Короткий период самоанализа после знакомства с Афиной позволил Дугласу понять, что его, собственно, никогда не прельщала идея унаследовать поместье Дируорд. Как ни крути, но Дуглас не заработал его собственным трудом: ему казалось в корне неверным брать на себя полномочия, подразумевающие власть и богатство, именно тогда, когда непотизм и феодализм начали постепенно отмирать. Дуглас не считал, что в свои двадцать с небольшим он имеет право распоряжаться поместьем и брать на себя обязательства за жизнь тех, кто работает на земле.
Когда Дуглас впервые поднял эту тему в разговоре с отцом, Сирил посмотрел на него так, будто обнаружил, что сын стал коммунистом. Возможно, старик и использовал это слово. А Дуглас, у которого хватило ума понять, что отец вряд ли способен принять всерьез недоработанный план, заткнулся и отправился проверять, как идет дезинфекция доильного помещения.
Однако сейчас у него уже был разработан целый набор конкретных предложений, рассмотрев которые даже его отец сможет признать, что с их помощью они сделают шаг вперед в будущее и их поместье станет новой моделью не только ведения сельского хозяйства, но и социальных перемен.

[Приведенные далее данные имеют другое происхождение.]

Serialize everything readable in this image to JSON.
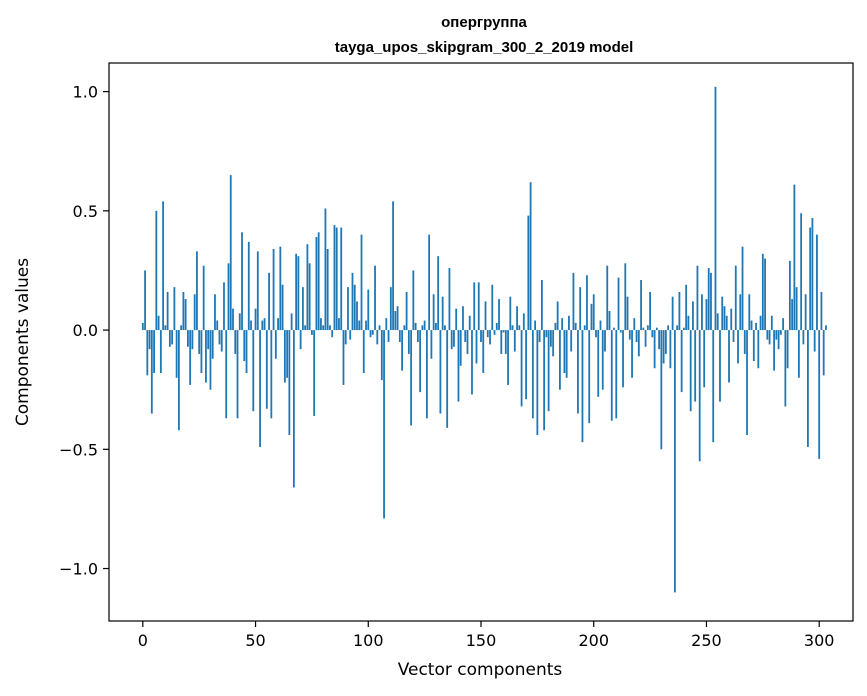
{
  "chart_data": {
    "type": "bar",
    "title": "опергруппа",
    "subtitle": "tayga_upos_skipgram_300_2_2019 model",
    "xlabel": "Vector components",
    "ylabel": "Components values",
    "xlim": [
      -15,
      315
    ],
    "ylim": [
      -1.22,
      1.12
    ],
    "xticks": [
      0,
      50,
      100,
      150,
      200,
      250,
      300
    ],
    "xtick_labels": [
      "0",
      "50",
      "100",
      "150",
      "200",
      "250",
      "300"
    ],
    "yticks": [
      -1.0,
      -0.5,
      0.0,
      0.5,
      1.0
    ],
    "ytick_labels": [
      "−1.0",
      "−0.5",
      "0.0",
      "0.5",
      "1.0"
    ],
    "grid": false,
    "bar_color": "#1f77b4",
    "series": [
      {
        "values": [
          0.03,
          0.25,
          -0.19,
          -0.08,
          -0.35,
          -0.18,
          0.5,
          0.06,
          -0.18,
          0.54,
          0.02,
          0.16,
          -0.07,
          -0.06,
          0.18,
          -0.2,
          -0.42,
          0.02,
          0.16,
          0.13,
          -0.07,
          -0.23,
          -0.08,
          0.15,
          0.33,
          -0.1,
          -0.18,
          0.27,
          -0.22,
          -0.08,
          -0.25,
          -0.12,
          0.15,
          0.04,
          -0.06,
          -0.09,
          0.2,
          -0.37,
          0.28,
          0.65,
          0.09,
          -0.1,
          -0.37,
          0.07,
          0.41,
          -0.13,
          -0.18,
          0.37,
          0.04,
          -0.34,
          0.09,
          0.33,
          -0.49,
          0.04,
          0.05,
          -0.33,
          0.24,
          -0.37,
          0.34,
          -0.12,
          0.05,
          0.35,
          0.19,
          -0.22,
          -0.2,
          -0.44,
          0.07,
          -0.66,
          0.32,
          0.31,
          -0.08,
          0.18,
          0.02,
          0.36,
          0.28,
          -0.02,
          -0.36,
          0.39,
          0.41,
          0.05,
          0.02,
          0.51,
          0.34,
          0.02,
          -0.03,
          0.44,
          0.43,
          0.05,
          0.43,
          -0.23,
          -0.06,
          0.18,
          -0.04,
          0.24,
          0.19,
          0.12,
          0.04,
          0.4,
          -0.18,
          0.04,
          0.17,
          -0.03,
          -0.02,
          0.27,
          -0.06,
          0.02,
          -0.21,
          -0.79,
          0.05,
          -0.05,
          0.18,
          0.54,
          0.08,
          0.1,
          -0.05,
          -0.17,
          0.02,
          0.16,
          -0.1,
          -0.4,
          0.25,
          0.03,
          -0.05,
          -0.26,
          0.02,
          0.04,
          -0.37,
          0.4,
          -0.12,
          0.15,
          0.03,
          0.31,
          -0.35,
          0.14,
          0.02,
          -0.41,
          0.26,
          -0.08,
          -0.07,
          0.09,
          -0.3,
          -0.15,
          0.1,
          -0.05,
          -0.1,
          0.06,
          -0.27,
          0.2,
          -0.14,
          0.2,
          -0.05,
          -0.18,
          0.12,
          -0.03,
          -0.06,
          0.19,
          -0.02,
          0.03,
          0.13,
          -0.1,
          -0.01,
          -0.1,
          -0.23,
          0.14,
          0.02,
          -0.09,
          0.1,
          0.02,
          -0.32,
          0.07,
          -0.29,
          0.48,
          0.62,
          -0.37,
          0.04,
          -0.44,
          -0.05,
          0.21,
          -0.42,
          -0.03,
          -0.34,
          -0.07,
          -0.11,
          0.03,
          0.12,
          -0.25,
          0.05,
          -0.18,
          -0.2,
          0.06,
          -0.09,
          0.24,
          0.03,
          -0.35,
          0.18,
          -0.47,
          0.02,
          0.23,
          -0.39,
          0.11,
          0.15,
          -0.03,
          -0.28,
          0.04,
          -0.25,
          -0.09,
          0.27,
          0.08,
          -0.38,
          0.01,
          -0.37,
          0.22,
          -0.01,
          -0.24,
          0.28,
          0.14,
          -0.04,
          -0.2,
          0.05,
          -0.05,
          -0.11,
          0.21,
          0.01,
          -0.07,
          0.02,
          0.16,
          -0.03,
          -0.16,
          0.01,
          -0.08,
          -0.5,
          -0.14,
          -0.1,
          0.02,
          -0.16,
          0.14,
          -1.1,
          0.02,
          0.16,
          -0.26,
          0.01,
          0.19,
          0.06,
          -0.34,
          0.12,
          -0.3,
          0.27,
          -0.55,
          0.15,
          -0.24,
          0.13,
          0.26,
          0.24,
          -0.47,
          1.02,
          0.07,
          -0.3,
          0.14,
          0.1,
          0.06,
          -0.22,
          0.09,
          -0.05,
          0.27,
          -0.14,
          0.15,
          0.35,
          -0.1,
          -0.44,
          0.15,
          0.04,
          -0.13,
          0.03,
          -0.16,
          0.06,
          0.32,
          0.3,
          -0.04,
          -0.06,
          0.06,
          -0.17,
          -0.04,
          -0.08,
          -0.02,
          0.05,
          -0.32,
          -0.16,
          0.29,
          0.13,
          0.61,
          0.18,
          -0.2,
          0.49,
          -0.06,
          0.15,
          -0.49,
          0.43,
          0.47,
          -0.09,
          0.4,
          -0.54,
          0.16,
          -0.19,
          0.02
        ]
      }
    ]
  }
}
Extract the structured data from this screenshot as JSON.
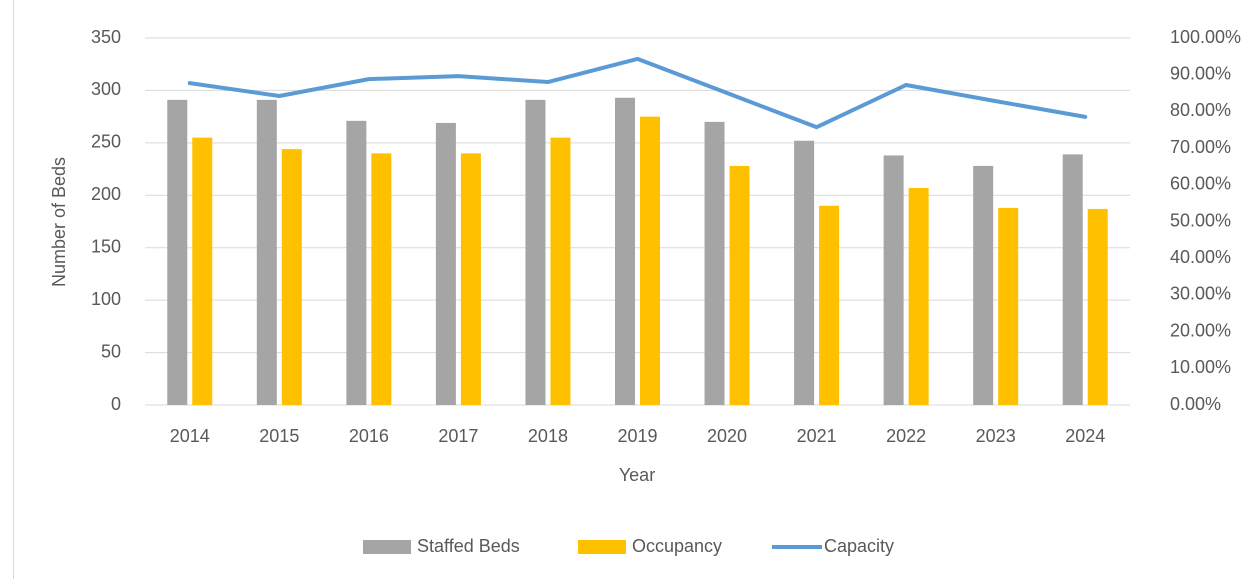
{
  "chart_data": {
    "type": "bar_line",
    "x_label": "Year",
    "y_label": "Number of Beds",
    "categories": [
      "2014",
      "2015",
      "2016",
      "2017",
      "2018",
      "2019",
      "2020",
      "2021",
      "2022",
      "2023",
      "2024"
    ],
    "series": [
      {
        "name": "Staffed Beds",
        "color": "#a5a5a5",
        "type": "bar",
        "values": [
          291,
          291,
          271,
          269,
          291,
          293,
          270,
          252,
          238,
          228,
          239
        ]
      },
      {
        "name": "Occupancy",
        "color": "#ffc000",
        "type": "bar",
        "values": [
          255,
          244,
          240,
          240,
          255,
          275,
          228,
          190,
          207,
          188,
          187
        ]
      },
      {
        "name": "Capacity",
        "color": "#5b9bd5",
        "type": "line",
        "axis": "y2",
        "values": [
          87.7,
          84.2,
          88.8,
          89.6,
          88.0,
          94.3,
          85.0,
          75.7,
          87.2,
          82.8,
          78.5
        ]
      }
    ],
    "ylim": [
      0,
      350
    ],
    "yticks": [
      0,
      50,
      100,
      150,
      200,
      250,
      300,
      350
    ],
    "y2lim": [
      0,
      100
    ],
    "y2ticks": [
      {
        "value": 0,
        "label": "0.00%"
      },
      {
        "value": 10,
        "label": "10.00%"
      },
      {
        "value": 20,
        "label": "20.00%"
      },
      {
        "value": 30,
        "label": "30.00%"
      },
      {
        "value": 40,
        "label": "40.00%"
      },
      {
        "value": 50,
        "label": "50.00%"
      },
      {
        "value": 60,
        "label": "60.00%"
      },
      {
        "value": 70,
        "label": "70.00%"
      },
      {
        "value": 80,
        "label": "80.00%"
      },
      {
        "value": 90,
        "label": "90.00%"
      },
      {
        "value": 100,
        "label": "100.00%"
      }
    ],
    "grid": true,
    "legend": "bottom"
  }
}
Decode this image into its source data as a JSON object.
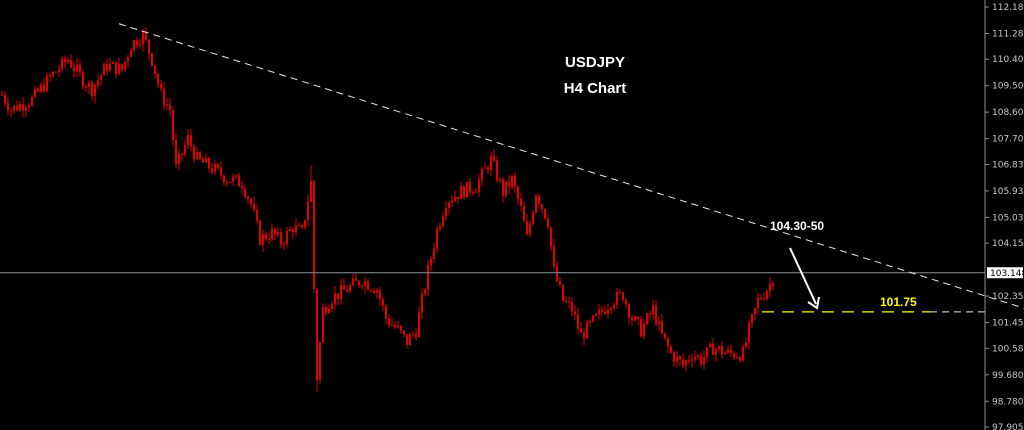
{
  "chart_data": {
    "type": "candlestick",
    "title": "USDJPY",
    "subtitle": "H4 Chart",
    "symbol": "USDJPY",
    "timeframe": "H4",
    "ylim": [
      97.905,
      112.18
    ],
    "y_ticks": [
      "112.180",
      "111.280",
      "110.405",
      "109.505",
      "108.605",
      "107.705",
      "106.830",
      "105.930",
      "105.030",
      "104.155",
      "102.355",
      "101.455",
      "100.580",
      "99.680",
      "98.780",
      "97.905"
    ],
    "current_price": "103.148",
    "grid": false,
    "candle_color": "#e00000",
    "price_path": [
      {
        "bar": 0,
        "price": 109.2
      },
      {
        "bar": 3,
        "price": 108.7
      },
      {
        "bar": 10,
        "price": 109.04
      },
      {
        "bar": 17,
        "price": 109.9
      },
      {
        "bar": 22,
        "price": 110.4
      },
      {
        "bar": 27,
        "price": 109.7
      },
      {
        "bar": 30,
        "price": 109.4
      },
      {
        "bar": 35,
        "price": 110.2
      },
      {
        "bar": 40,
        "price": 110.05
      },
      {
        "bar": 43,
        "price": 110.9
      },
      {
        "bar": 47,
        "price": 111.23
      },
      {
        "bar": 50,
        "price": 110.4
      },
      {
        "bar": 53,
        "price": 109.2
      },
      {
        "bar": 56,
        "price": 108.7
      },
      {
        "bar": 58,
        "price": 106.7
      },
      {
        "bar": 62,
        "price": 107.7
      },
      {
        "bar": 65,
        "price": 107.0
      },
      {
        "bar": 70,
        "price": 106.7
      },
      {
        "bar": 75,
        "price": 106.35
      },
      {
        "bar": 80,
        "price": 106.2
      },
      {
        "bar": 83,
        "price": 105.5
      },
      {
        "bar": 86,
        "price": 104.3
      },
      {
        "bar": 90,
        "price": 104.5
      },
      {
        "bar": 93,
        "price": 104.2
      },
      {
        "bar": 97,
        "price": 104.7
      },
      {
        "bar": 100,
        "price": 104.5
      },
      {
        "bar": 103,
        "price": 106.2
      },
      {
        "bar": 104,
        "price": 102.6
      },
      {
        "bar": 105,
        "price": 99.6,
        "low": 99.1
      },
      {
        "bar": 107,
        "price": 101.9
      },
      {
        "bar": 110,
        "price": 102.3
      },
      {
        "bar": 115,
        "price": 102.6
      },
      {
        "bar": 120,
        "price": 102.9
      },
      {
        "bar": 125,
        "price": 102.6
      },
      {
        "bar": 128,
        "price": 101.6
      },
      {
        "bar": 132,
        "price": 101.2
      },
      {
        "bar": 135,
        "price": 100.8
      },
      {
        "bar": 138,
        "price": 101.2
      },
      {
        "bar": 142,
        "price": 103.2
      },
      {
        "bar": 145,
        "price": 104.6
      },
      {
        "bar": 148,
        "price": 105.6
      },
      {
        "bar": 153,
        "price": 105.9
      },
      {
        "bar": 158,
        "price": 106.1
      },
      {
        "bar": 163,
        "price": 107.0
      },
      {
        "bar": 167,
        "price": 105.9
      },
      {
        "bar": 170,
        "price": 106.3
      },
      {
        "bar": 173,
        "price": 105.3
      },
      {
        "bar": 175,
        "price": 104.3
      },
      {
        "bar": 178,
        "price": 105.9
      },
      {
        "bar": 182,
        "price": 104.9
      },
      {
        "bar": 184,
        "price": 103.2
      },
      {
        "bar": 187,
        "price": 102.2
      },
      {
        "bar": 190,
        "price": 101.9
      },
      {
        "bar": 193,
        "price": 101.0
      },
      {
        "bar": 198,
        "price": 101.6
      },
      {
        "bar": 203,
        "price": 102.2
      },
      {
        "bar": 207,
        "price": 102.4
      },
      {
        "bar": 210,
        "price": 101.6
      },
      {
        "bar": 213,
        "price": 101.2
      },
      {
        "bar": 217,
        "price": 101.9
      },
      {
        "bar": 220,
        "price": 101.0
      },
      {
        "bar": 223,
        "price": 100.4
      },
      {
        "bar": 227,
        "price": 100.0
      },
      {
        "bar": 230,
        "price": 100.4
      },
      {
        "bar": 233,
        "price": 100.2
      },
      {
        "bar": 237,
        "price": 100.6
      },
      {
        "bar": 242,
        "price": 100.4
      },
      {
        "bar": 247,
        "price": 100.4
      },
      {
        "bar": 249,
        "price": 101.2
      },
      {
        "bar": 252,
        "price": 102.2
      },
      {
        "bar": 255,
        "price": 102.6
      },
      {
        "bar": 258,
        "price": 103.1
      }
    ],
    "trendline": {
      "start": {
        "bar": 39,
        "price": 111.61
      },
      "end": {
        "bar": 328,
        "price": 102.35
      },
      "style": "dashed",
      "color": "#ffffff"
    },
    "support_line": {
      "price": 101.75,
      "color": "#ffff00",
      "style": "dashed"
    },
    "annotations": {
      "resistance_label": "104.30-50",
      "target_label": "101.75"
    }
  }
}
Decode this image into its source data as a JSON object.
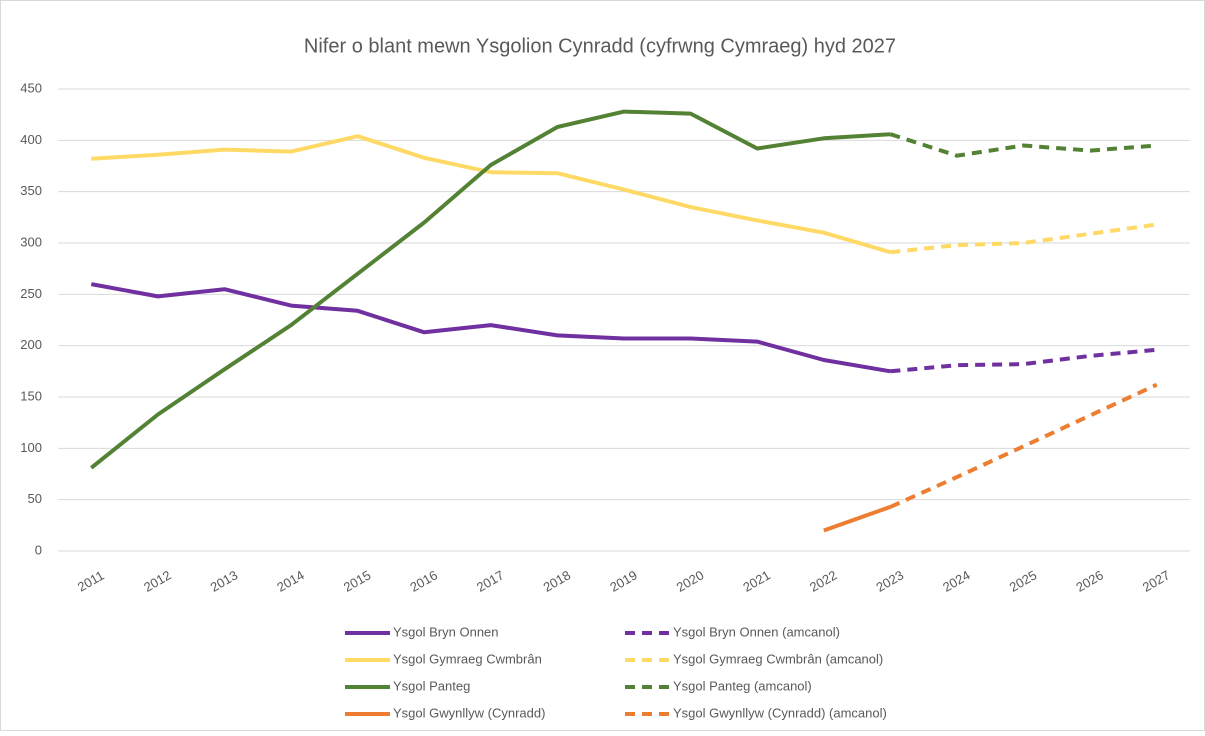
{
  "chart_data": {
    "type": "line",
    "title": "Nifer o blant mewn Ysgolion Cynradd (cyfrwng Cymraeg) hyd 2027",
    "categories": [
      "2011",
      "2012",
      "2013",
      "2014",
      "2015",
      "2016",
      "2017",
      "2018",
      "2019",
      "2020",
      "2021",
      "2022",
      "2023",
      "2024",
      "2025",
      "2026",
      "2027"
    ],
    "series": [
      {
        "name": "Ysgol Bryn Onnen",
        "color": "#7030a0",
        "dashed": false,
        "values": [
          260,
          248,
          255,
          239,
          234,
          213,
          220,
          210,
          207,
          207,
          204,
          186,
          175,
          null,
          null,
          null,
          null
        ]
      },
      {
        "name": "Ysgol Bryn Onnen (amcanol)",
        "color": "#7030a0",
        "dashed": true,
        "values": [
          null,
          null,
          null,
          null,
          null,
          null,
          null,
          null,
          null,
          null,
          null,
          null,
          175,
          181,
          182,
          190,
          196
        ]
      },
      {
        "name": "Ysgol Gymraeg Cwmbrân",
        "color": "#ffd966",
        "dashed": false,
        "values": [
          382,
          386,
          391,
          389,
          404,
          383,
          369,
          368,
          352,
          335,
          322,
          310,
          291,
          null,
          null,
          null,
          null
        ]
      },
      {
        "name": "Ysgol Gymraeg Cwmbrân (amcanol)",
        "color": "#ffd966",
        "dashed": true,
        "values": [
          null,
          null,
          null,
          null,
          null,
          null,
          null,
          null,
          null,
          null,
          null,
          null,
          291,
          298,
          300,
          309,
          318
        ]
      },
      {
        "name": "Ysgol Panteg",
        "color": "#548235",
        "dashed": false,
        "values": [
          81,
          133,
          177,
          220,
          270,
          320,
          376,
          413,
          428,
          426,
          392,
          402,
          406,
          null,
          null,
          null,
          null
        ]
      },
      {
        "name": "Ysgol Panteg (amcanol)",
        "color": "#548235",
        "dashed": true,
        "values": [
          null,
          null,
          null,
          null,
          null,
          null,
          null,
          null,
          null,
          null,
          null,
          null,
          406,
          385,
          395,
          390,
          395
        ]
      },
      {
        "name": "Ysgol Gwynllyw (Cynradd)",
        "color": "#ed7d31",
        "dashed": false,
        "values": [
          null,
          null,
          null,
          null,
          null,
          null,
          null,
          null,
          null,
          null,
          null,
          20,
          43,
          null,
          null,
          null,
          null
        ]
      },
      {
        "name": "Ysgol Gwynllyw (Cynradd) (amcanol)",
        "color": "#ed7d31",
        "dashed": true,
        "values": [
          null,
          null,
          null,
          null,
          null,
          null,
          null,
          null,
          null,
          null,
          null,
          null,
          43,
          72,
          102,
          132,
          162
        ]
      }
    ],
    "ylim": [
      0,
      450
    ],
    "yticks": [
      0,
      50,
      100,
      150,
      200,
      250,
      300,
      350,
      400,
      450
    ],
    "grid": true
  }
}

А он, Дуглас, станет наследником традиций таких великих реформаторов, как Раунтри и Кэдбери, считавших, что сами по себе деньги не самоцель и зарабатывать их стоит главным образом для улучшения социальной и окружающей среды. Дуглас тут же нарисовал в воображении довольных рабочих, которые с удовольствием едят продукты собственного производства и, вместо того чтобы пропивать недельный заработок в «Белом олене», занимаются самообразованием. На дворе был 1965 год. Дул свежий ветер перемен, пусть даже обитатели Дир-Хэмптона отказывались это признавать.
Дуглас аккуратно собрал страницы, благоговейно положил их в картонную папку, а папку сунул под мышку, проигнорировав кипу писем, на которые предстояло ответить. Весь последний месяц ему пришлось отбиваться от жалоб туристов и собачников на то, что он перегородил свои поля, тянувшиеся до самого леса, деревянными изгородями для выпаса овец. Дуглас всегда любил овец. Он до сих пор с восторгом вспоминал о том, как гостил у фермера, который разводил овец камберлендской породы и считал их на древнем и совершенно непонятном диалекте: ян, тан, тетера, петера, пимп, сетера, летера, ховера, ковера, дик…[3]3
Система счета овец, изобретенная пастухами из Северной Англии, уходящая корнями в кельтские языки и базирующаяся на двадцатеричной основе.
[Закрыть] Деревенских жителей, которые могли по-прежнему ходить по полям, это тоже не устраивало. Им не нравилось чувствовать себя, как они выражались, взаперти. Дугласа так и подмывало ответить, что сельчанам вообще повезло иметь доступ к полям; более того, если бы не меры по обеспечению финансовой стабильности поместья, его вообще отдали бы на откуп девелоперам, как в свое время продали под застройку когда-то роскошное поместье Рамптон в четырех милях от них. Вот тогда бы он посмотрел, как бы они заплясали.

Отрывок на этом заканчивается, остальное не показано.